On April 13, the Texas State Securities Board reported issuing the order, accusing Sand Vegas Casino Club, Martin Schwarzberger and Finn Ruben Warnke of illegally offering nonfungible tokens (NFTs) to fund the development of virtual casinos in metaverses.

Allegedly, Sand Vegas offered 11,111 NFTs to raise funds for its metaverse casinos. The firm offered those who purchased Gambler NFTs and Golden Gambler NFTs a share of the future casino’s profits.
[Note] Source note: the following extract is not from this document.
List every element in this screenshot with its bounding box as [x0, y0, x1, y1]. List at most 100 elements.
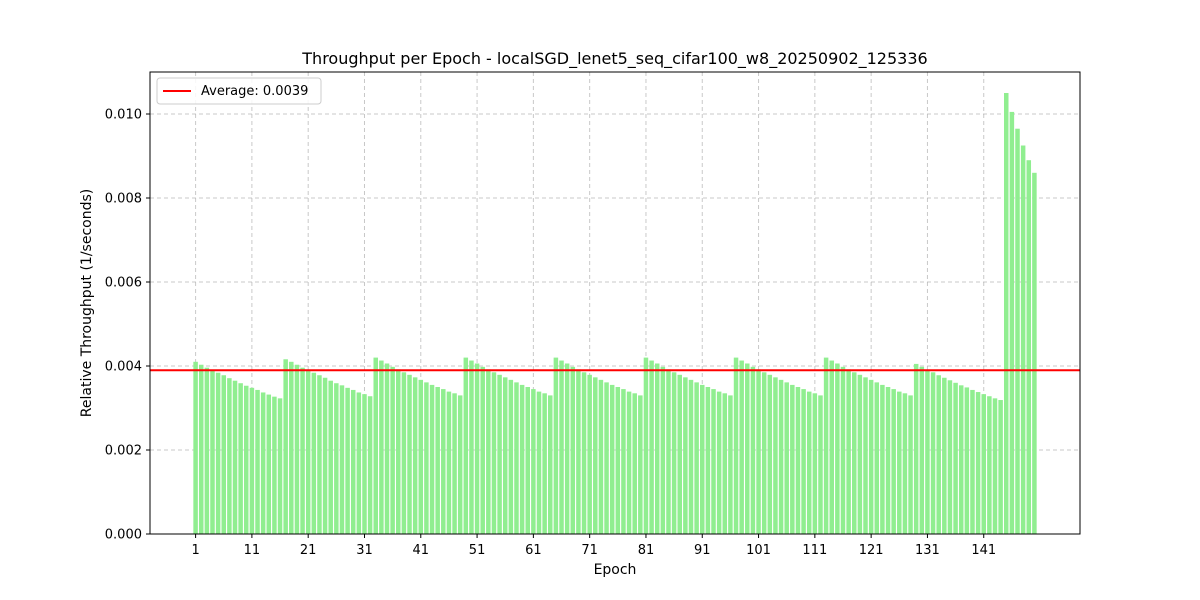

By Sand Vegas’ projections, owners of Gambler NFTs could expect profits between $1,224 and $24,480 per NFT annually, and Golden Gambler NFTs holders would earn between $6,480 and $81,000 per NFT over the same period.

By April 9, the listing price for Gambler NFTs was between 0.23 ETH (around $744.38) and 777.77 ETH ($2.5 million), while the listing price for Golden Gambler NFTs was between 2.13 ETH ($6,793) and 169 ETH ($547,000).

According to the order, the respondents claimed their NFT offerings were not securities and thus did not fall under securities laws. The document specified:

“The Respondents are also devising a scheme to obstruct any attempt to regulate the Gambler NFTs and Golden Gambler NFTs […] They are misleading purchasers by claiming they can simply avoid securities regulation by implementing illusory features or using different terminology.”

Related: SEC investigating NFT market over potential securities violations

Sand Vegas is not registered to sell securities in Texas and Alabama, and hence it is not allowed to proceed with its NFT sales. It appears that the Texan regulators’ initiative could kick off a larger trend as well. As Joe Rotunda, enforcement director at the Texas State Securities Board, has told journalists, his agency is coordinating across state lines to investigate similar offerings and plan enforcement actions in the “hot area” of NFTs.